While Perry is eager to make his own teaching decisions, he also wants to incorporate some strategies that Carpenter used into his classes. For example, he liked Carpenter’s tactic of “converging, then diverging,” where students discuss a topic as a class, then individually reflect on the topic of discussion. Similarly, Choate wants to weave some of Rose’s teaching strategies into her own lesson plans, such as the way Rose facilitates meaningful class discussions.

Choi echoes a similar sentiment, explaining that she always admired Hajjarian’s ability to create a lighthearted classroom atmosphere that was both playful and productive. She hopes to bring the same element of liveliness to her classes but thinks it will take her time to learn how to keep students both laughing and focused.

“[Hajjarian’s] definitely all about having fun with learning,” Choi said. “[He believes] that learning can be fun. I think I’m a believer in that too. I’m not sure how much of that I can bring in my first year because I’ll be learning the ropes this year.”

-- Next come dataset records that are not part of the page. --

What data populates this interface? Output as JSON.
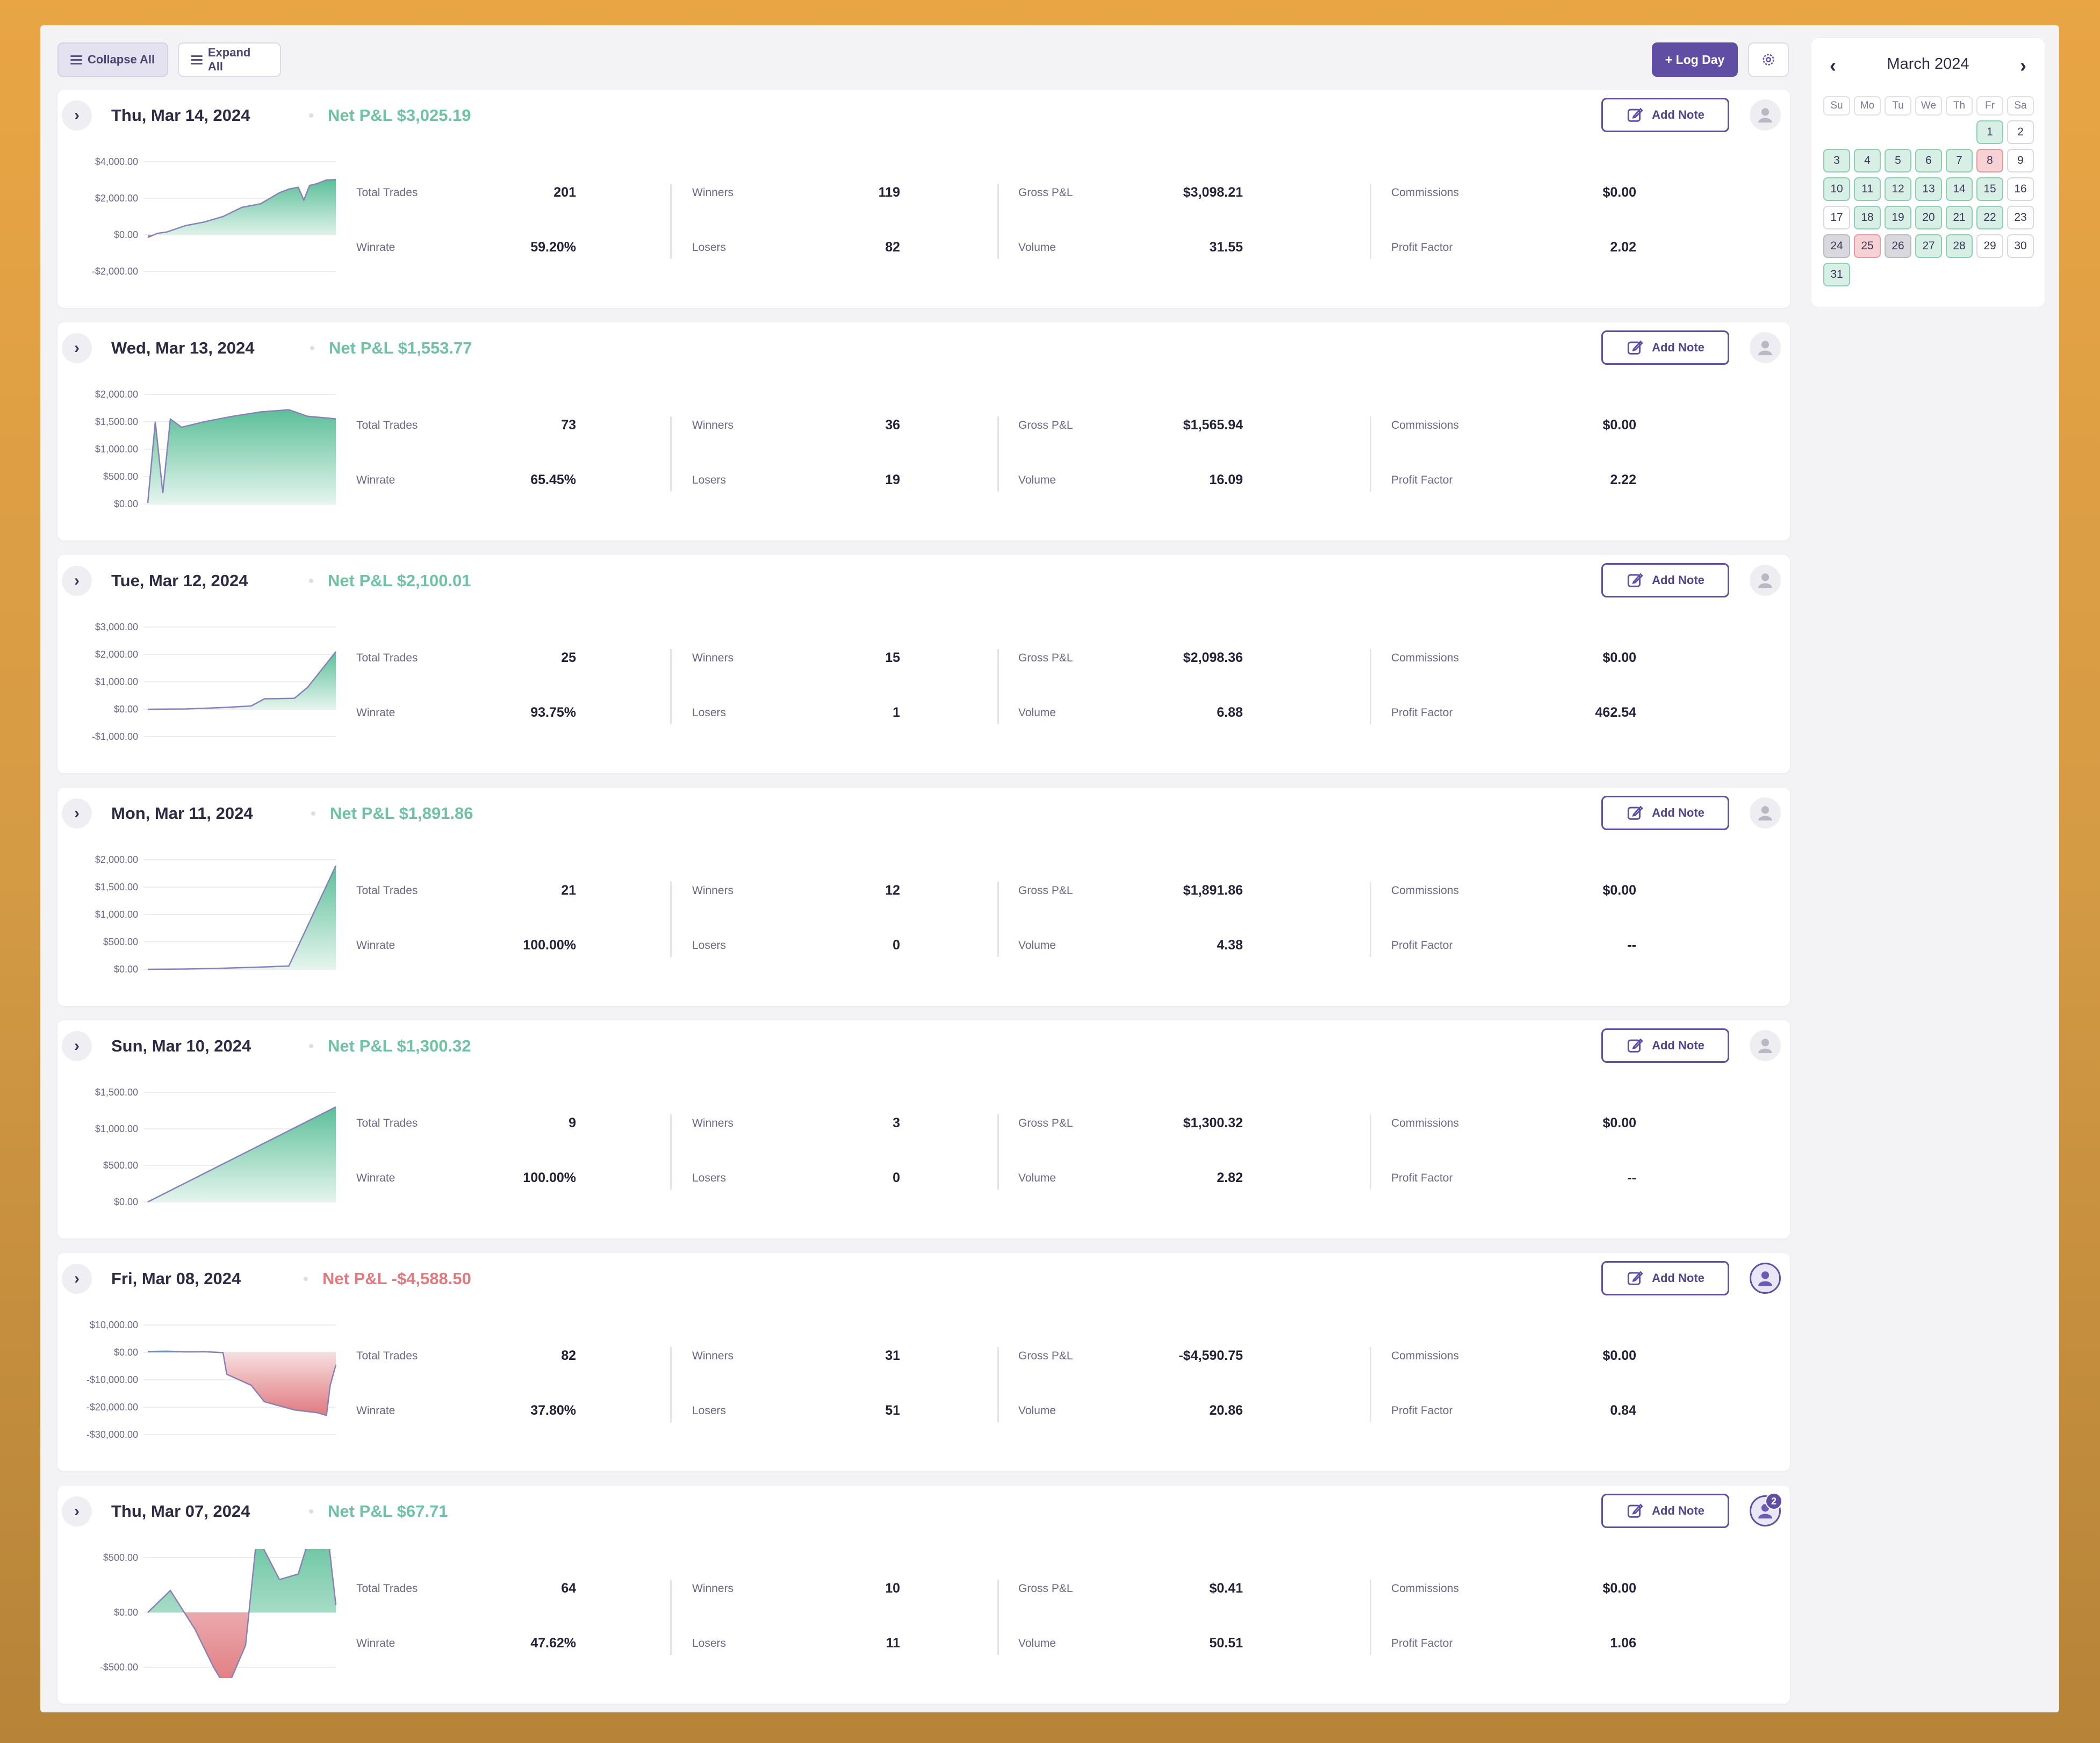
{
  "toolbar": {
    "collapse_label": "Collapse All",
    "expand_label": "Expand All",
    "log_day_label": "+ Log Day"
  },
  "stat_labels": {
    "total_trades": "Total Trades",
    "winrate": "Winrate",
    "winners": "Winners",
    "losers": "Losers",
    "gross_pnl": "Gross P&L",
    "volume": "Volume",
    "commissions": "Commissions",
    "profit_factor": "Profit Factor"
  },
  "note_label": "Add Note",
  "days": [
    {
      "date": "Thu, Mar 14, 2024",
      "net_pnl": "Net P&L $3,025.19",
      "sign": "pos",
      "total_trades": "201",
      "winrate": "59.20%",
      "winners": "119",
      "losers": "82",
      "gross_pnl": "$3,098.21",
      "volume": "31.55",
      "commissions": "$0.00",
      "profit_factor": "2.02",
      "chart": {
        "ticks": [
          "$4,000.00",
          "$2,000.00",
          "$0.00",
          "-$2,000.00"
        ],
        "yrange": [
          -2000,
          4000
        ]
      }
    },
    {
      "date": "Wed, Mar 13, 2024",
      "net_pnl": "Net P&L $1,553.77",
      "sign": "pos",
      "total_trades": "73",
      "winrate": "65.45%",
      "winners": "36",
      "losers": "19",
      "gross_pnl": "$1,565.94",
      "volume": "16.09",
      "commissions": "$0.00",
      "profit_factor": "2.22",
      "chart": {
        "ticks": [
          "$2,000.00",
          "$1,500.00",
          "$1,000.00",
          "$500.00",
          "$0.00"
        ],
        "yrange": [
          0,
          2000
        ]
      }
    },
    {
      "date": "Tue, Mar 12, 2024",
      "net_pnl": "Net P&L $2,100.01",
      "sign": "pos",
      "total_trades": "25",
      "winrate": "93.75%",
      "winners": "15",
      "losers": "1",
      "gross_pnl": "$2,098.36",
      "volume": "6.88",
      "commissions": "$0.00",
      "profit_factor": "462.54",
      "chart": {
        "ticks": [
          "$3,000.00",
          "$2,000.00",
          "$1,000.00",
          "$0.00",
          "-$1,000.00"
        ],
        "yrange": [
          -1000,
          3000
        ]
      }
    },
    {
      "date": "Mon, Mar 11, 2024",
      "net_pnl": "Net P&L $1,891.86",
      "sign": "pos",
      "total_trades": "21",
      "winrate": "100.00%",
      "winners": "12",
      "losers": "0",
      "gross_pnl": "$1,891.86",
      "volume": "4.38",
      "commissions": "$0.00",
      "profit_factor": "--",
      "chart": {
        "ticks": [
          "$2,000.00",
          "$1,500.00",
          "$1,000.00",
          "$500.00",
          "$0.00"
        ],
        "yrange": [
          0,
          2000
        ]
      }
    },
    {
      "date": "Sun, Mar 10, 2024",
      "net_pnl": "Net P&L $1,300.32",
      "sign": "pos",
      "total_trades": "9",
      "winrate": "100.00%",
      "winners": "3",
      "losers": "0",
      "gross_pnl": "$1,300.32",
      "volume": "2.82",
      "commissions": "$0.00",
      "profit_factor": "--",
      "chart": {
        "ticks": [
          "$1,500.00",
          "$1,000.00",
          "$500.00",
          "$0.00"
        ],
        "yrange": [
          0,
          1500
        ]
      }
    },
    {
      "date": "Fri, Mar 08, 2024",
      "net_pnl": "Net P&L -$4,588.50",
      "sign": "neg",
      "total_trades": "82",
      "winrate": "37.80%",
      "winners": "31",
      "losers": "51",
      "gross_pnl": "-$4,590.75",
      "volume": "20.86",
      "commissions": "$0.00",
      "profit_factor": "0.84",
      "chart": {
        "ticks": [
          "$10,000.00",
          "$0.00",
          "-$10,000.00",
          "-$20,000.00",
          "-$30,000.00"
        ],
        "yrange": [
          -30000,
          10000
        ]
      }
    },
    {
      "date": "Thu, Mar 07, 2024",
      "net_pnl": "Net P&L $67.71",
      "sign": "pos",
      "total_trades": "64",
      "winrate": "47.62%",
      "winners": "10",
      "losers": "11",
      "gross_pnl": "$0.41",
      "volume": "50.51",
      "commissions": "$0.00",
      "profit_factor": "1.06",
      "chart": {
        "ticks": [
          "$500.00",
          "$0.00",
          "-$500.00"
        ],
        "yrange": [
          -500,
          500
        ]
      }
    }
  ],
  "calendar": {
    "title": "March 2024",
    "weekdays": [
      "Su",
      "Mo",
      "Tu",
      "We",
      "Th",
      "Fr",
      "Sa"
    ],
    "first_weekday": 5,
    "days": [
      {
        "d": "1",
        "s": "g"
      },
      {
        "d": "2",
        "s": ""
      },
      {
        "d": "3",
        "s": "g"
      },
      {
        "d": "4",
        "s": "g"
      },
      {
        "d": "5",
        "s": "g"
      },
      {
        "d": "6",
        "s": "g"
      },
      {
        "d": "7",
        "s": "g"
      },
      {
        "d": "8",
        "s": "r"
      },
      {
        "d": "9",
        "s": ""
      },
      {
        "d": "10",
        "s": "g"
      },
      {
        "d": "11",
        "s": "g"
      },
      {
        "d": "12",
        "s": "g"
      },
      {
        "d": "13",
        "s": "g"
      },
      {
        "d": "14",
        "s": "g"
      },
      {
        "d": "15",
        "s": "g"
      },
      {
        "d": "16",
        "s": ""
      },
      {
        "d": "17",
        "s": ""
      },
      {
        "d": "18",
        "s": "g"
      },
      {
        "d": "19",
        "s": "g"
      },
      {
        "d": "20",
        "s": "g"
      },
      {
        "d": "21",
        "s": "g"
      },
      {
        "d": "22",
        "s": "g"
      },
      {
        "d": "23",
        "s": ""
      },
      {
        "d": "24",
        "s": "x"
      },
      {
        "d": "25",
        "s": "r"
      },
      {
        "d": "26",
        "s": "x"
      },
      {
        "d": "27",
        "s": "g"
      },
      {
        "d": "28",
        "s": "g"
      },
      {
        "d": "29",
        "s": ""
      },
      {
        "d": "30",
        "s": ""
      },
      {
        "d": "31",
        "s": "g"
      }
    ]
  },
  "colors": {
    "accent": "#5f4ea3",
    "positive": "#6fc3a4",
    "negative": "#e07a7f"
  },
  "icons": {
    "toolbar": [
      "list-icon",
      "gear-icon"
    ],
    "card": [
      "chevron-right-icon",
      "edit-icon",
      "avatar-icon"
    ]
  },
  "avatar_badge_count": "2"
}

After observing the way Hajjarian interacts with his students on a personal level, Choi also decided she wants mimic the same interactions in her AP classes.  She noted in her own years at MVHS that advanced classes often lack this element of student-teacher connection. Choi doesn’t understand why a more challenging course should be less personalized — she believes that that if anything, the faster pace of the course demands more personalized interaction.

“I felt like as a student, when I was doing AP classes, it was all about academics,” Choi said. “I think academics is very important, no doubt, but I also want to connect with these kids and make sure nobody is falling behind or feeling like they are stupid because they didn’t understand something that another kid did.”

Like Choi, Perry also wants to keep improving his classes in order to make his students’ classroom experience the best possible. He believes that if teachers don’t adapt their courses to fit their students’ needs, the students won’t be able to reach their full potential.

“Teaching is always exciting,” Perry said. “You never think ‘I did this last year.’ You’re always changing things up. To see from August to June, how the students and I grew together, that’s what I’m excited for. It’s not even so much what we learn, it’s more the experience.”